Police in Urbana, Illinois appeared to throw well-established constitutional law to the curb with an abusive arrest of Bryton, Mellott, 22, who filmed himself burning the American flag. The Wal-Mart employee was charged with flag desecration despite two Supreme Court cases clearly saying that such an act is constitutionally protected. Now, after various experts (including myself) said that the arrest was unconstitutional, the police have dropped the charges. However, there remains the question of any discipline against the officers and supervisors involved in such a facially unconstitutional case.
Mellott invited an arrest with a message on the posting stating “I do not have pride in my country. I am overwhelmingly ashamed, and I will demonstrate my feelings accordingly. #ArrestMe.”

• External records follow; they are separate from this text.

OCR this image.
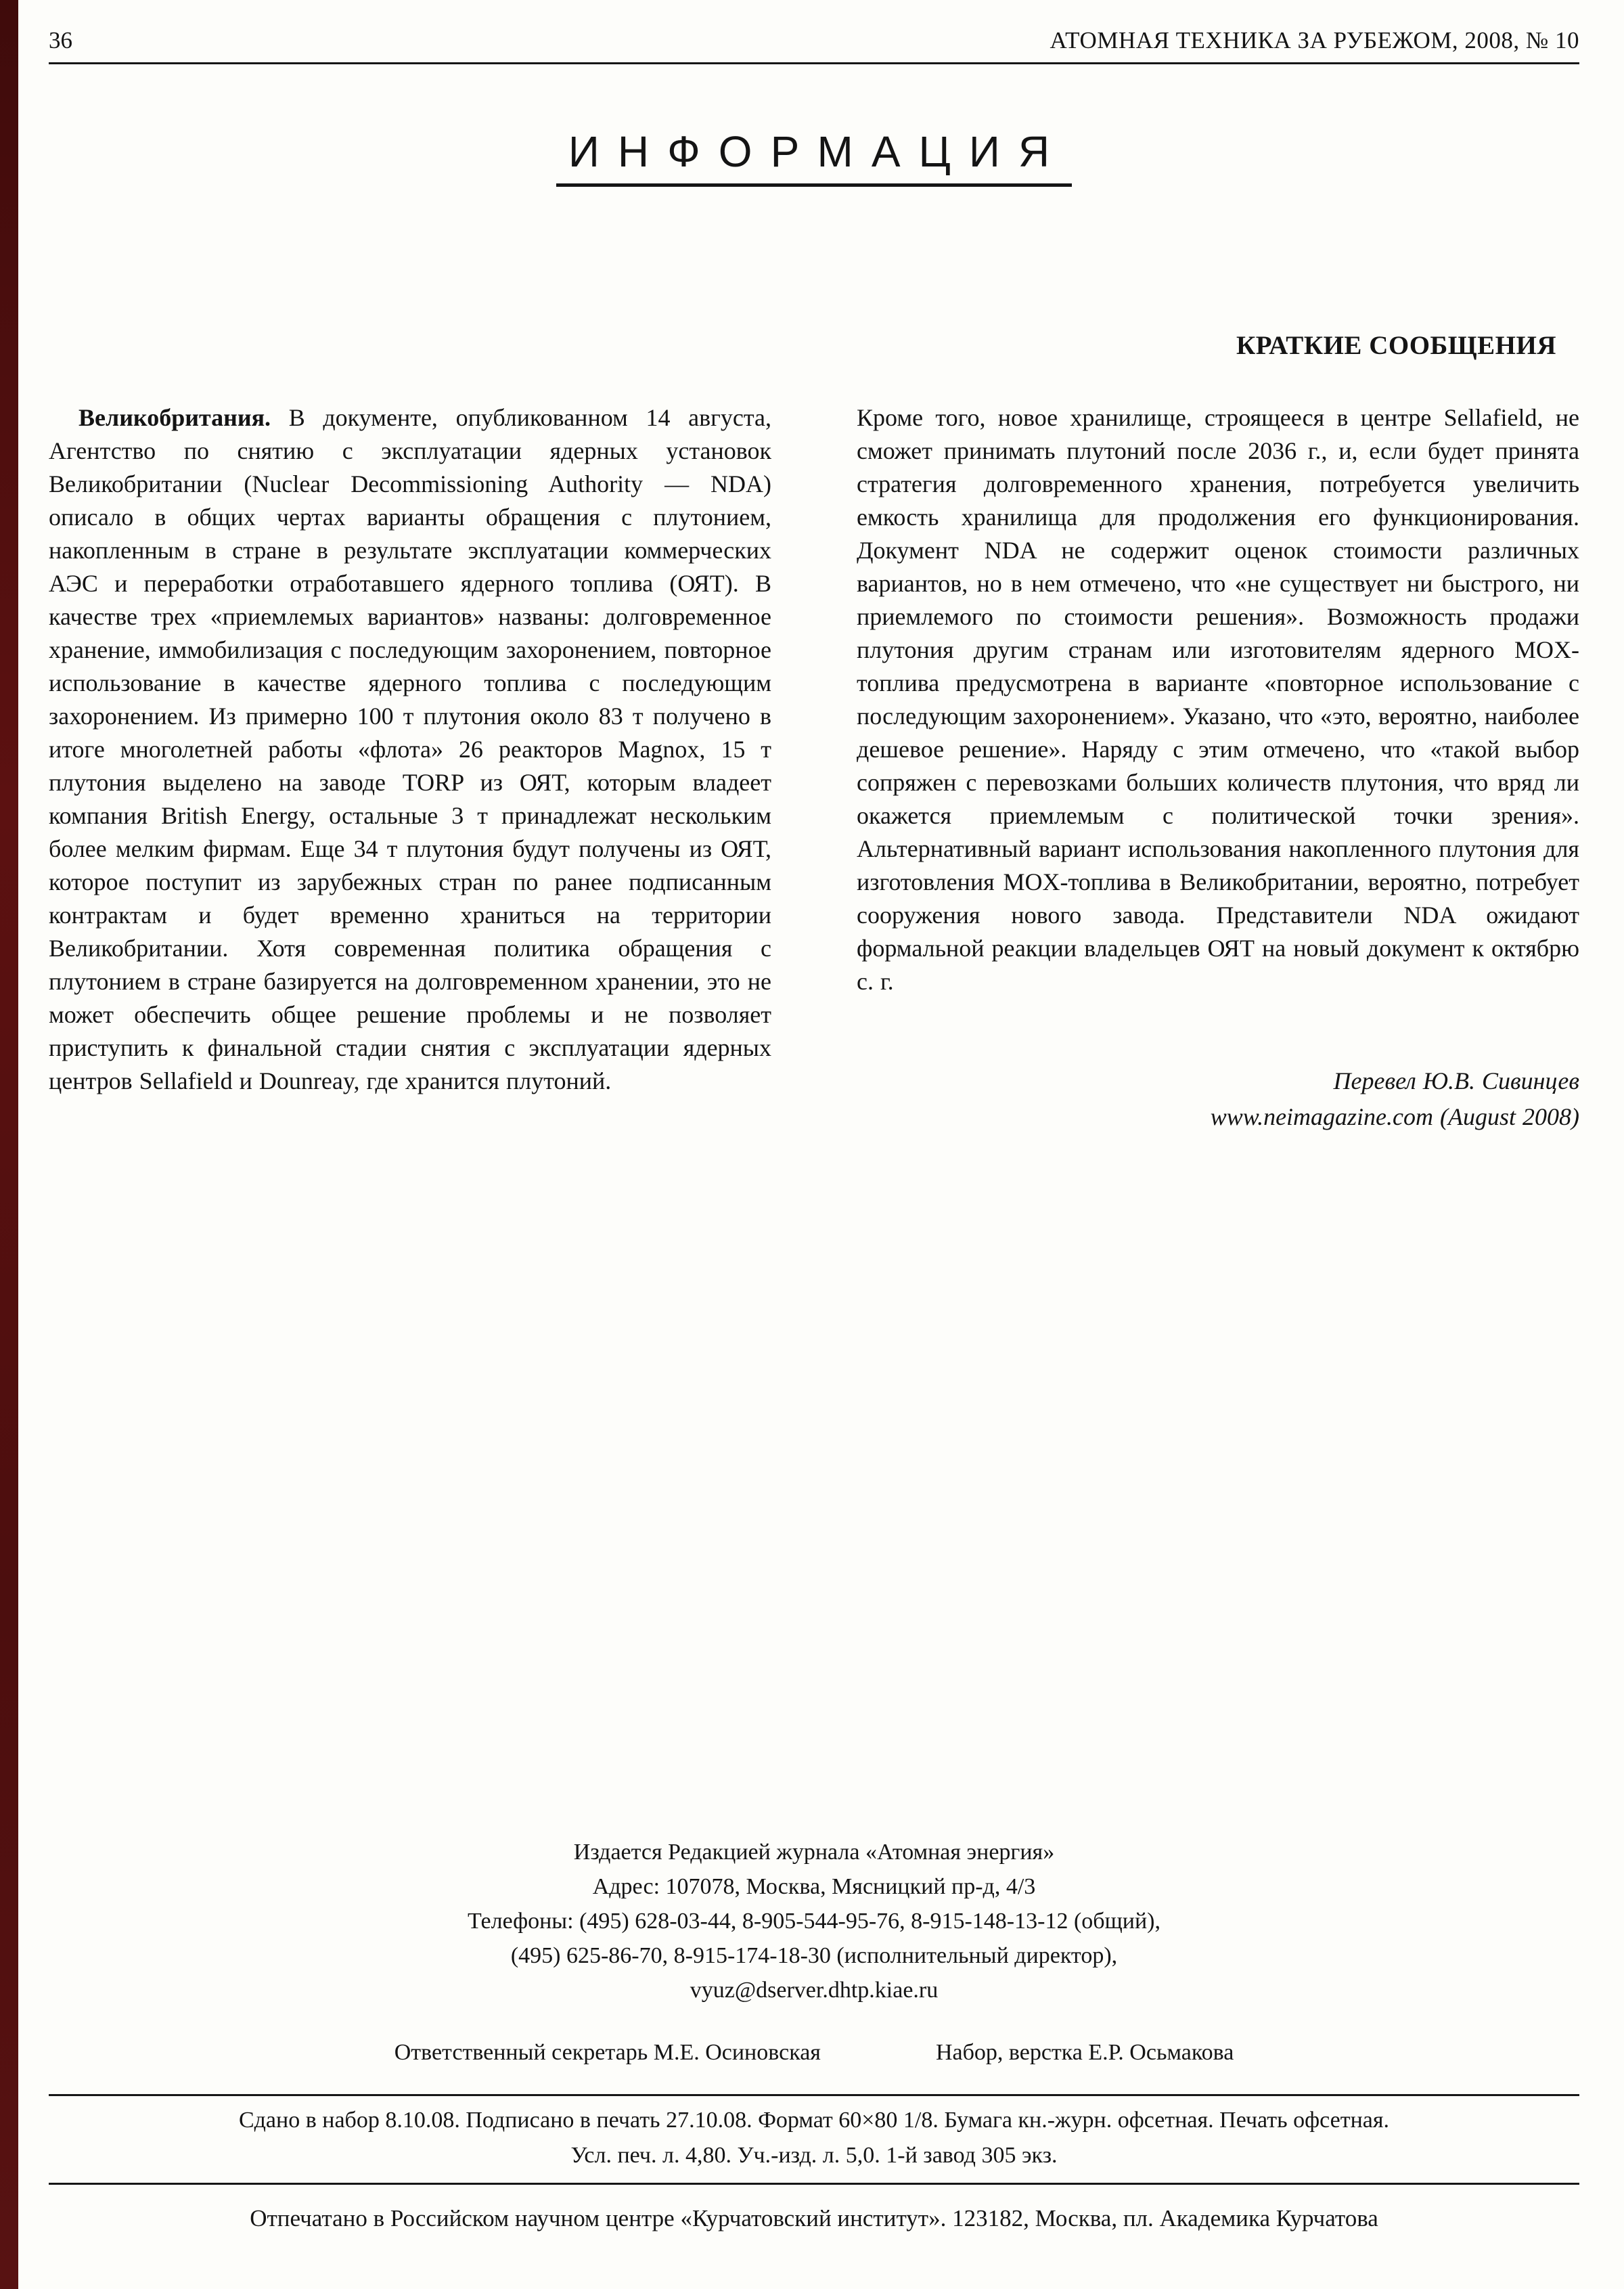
36	АТОМНАЯ ТЕХНИКА ЗА РУБЕЖОМ, 2008, № 10
ИНФОРМАЦИЯ
КРАТКИЕ СООБЩЕНИЯ

Великобритания. В документе, опубликованном 14 августа, Агентство по снятию с эксплуатации ядерных установок Великобритании (Nuclear Decommissioning Authority — NDA) описало в общих чертах варианты обращения с плутонием, накопленным в стране в результате эксплуатации коммерческих АЭС и переработки отработавшего ядерного топлива (ОЯТ). В качестве трех «приемлемых вариантов» названы: долговременное хранение, иммобилизация с последующим захоронением, повторное использование в качестве ядерного топлива с последующим захоронением. Из примерно 100 т плутония около 83 т получено в итоге многолетней работы «флота» 26 реакторов Magnox, 15 т плутония выделено на заводе TORP из ОЯТ, которым владеет компания British Energy, остальные 3 т принадлежат нескольким более мелким фирмам. Еще 34 т плутония будут получены из ОЯТ, которое поступит из зарубежных стран по ранее подписанным контрактам и будет временно храниться на территории Великобритании. Хотя современная политика обращения с плутонием в стране базируется на долговременном хранении, это не может обеспечить общее решение проблемы и не позволяет приступить к финальной стадии снятия с эксплуатации ядерных центров Sellafield и Dounreay, где хранится плутоний.

Кроме того, новое хранилище, строящееся в центре Sellafield, не сможет принимать плутоний после 2036 г., и, если будет принята стратегия долговременного хранения, потребуется увеличить емкость хранилища для продолжения его функционирования. Документ NDA не содержит оценок стоимости различных вариантов, но в нем отмечено, что «не существует ни быстрого, ни приемлемого по стоимости решения». Возможность продажи плутония другим странам или изготовителям ядерного MOX-топлива предусмотрена в варианте «повторное использование с последующим захоронением». Указано, что «это, вероятно, наиболее дешевое решение». Наряду с этим отмечено, что «такой выбор сопряжен с перевозками больших количеств плутония, что вряд ли окажется приемлемым с политической точки зрения». Альтернативный вариант использования накопленного плутония для изготовления MOX-топлива в Великобритании, вероятно, потребует сооружения нового завода. Представители NDA ожидают формальной реакции владельцев ОЯТ на новый документ к октябрю с. г.

Перевел Ю.В. Сивинцев
www.neimagazine.com (August 2008)
Издается Редакцией журнала «Атомная энергия»
Адрес: 107078, Москва, Мясницкий пр-д, 4/3
Телефоны: (495) 628-03-44, 8-905-544-95-76, 8-915-148-13-12 (общий),
(495) 625-86-70, 8-915-174-18-30 (исполнительный директор),
vyuz@dserver.dhtp.kiae.ru
Ответственный секретарь М.Е. Осиновская	Набор, верстка Е.Р. Осьмакова
Сдано в набор 8.10.08. Подписано в печать 27.10.08. Формат 60×80 1/8. Бумага кн.-журн. офсетная. Печать офсетная.
Усл. печ. л. 4,80. Уч.-изд. л. 5,0. 1-й завод 305 экз.
Отпечатано в Российском научном центре «Курчатовский институт». 123182, Москва, пл. Академика Курчатова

The taunt was well-based, if juvenile. Supreme Court has stated clearly that flag burning is protected under the first amendment in Texas v. Johnson (1989) and U.S. v. Eichman (1990).
Police say that they responded to demands from citizens for an arrest – hardly a convincing defense to say that we were merely trying to appease the public with an unconstitutional arrest. What is equally bizarre is that he was charged with disorderly conduct as well as being the victim of disorderly conduct. His conduct was deemed as “causing others to be put at risk of harm.” That is facially ridiculous. Just as the act is constitutionally protected, you cannot charge some for the response of others to a constitutionally protected act. It is like arresting a journalist for the response of a reader to an article.
The city should face a false arrest claim. However, the city should also demand discipline for those officers who arrested an individual for the exercise of his first amendment rights. It is a dangerous thing indeed when a police department ignores clearly established constitutional law. The dropping of the charges is of little consequence since the charges would have been dismissed. The greater question is how such charges could be brought in the first place.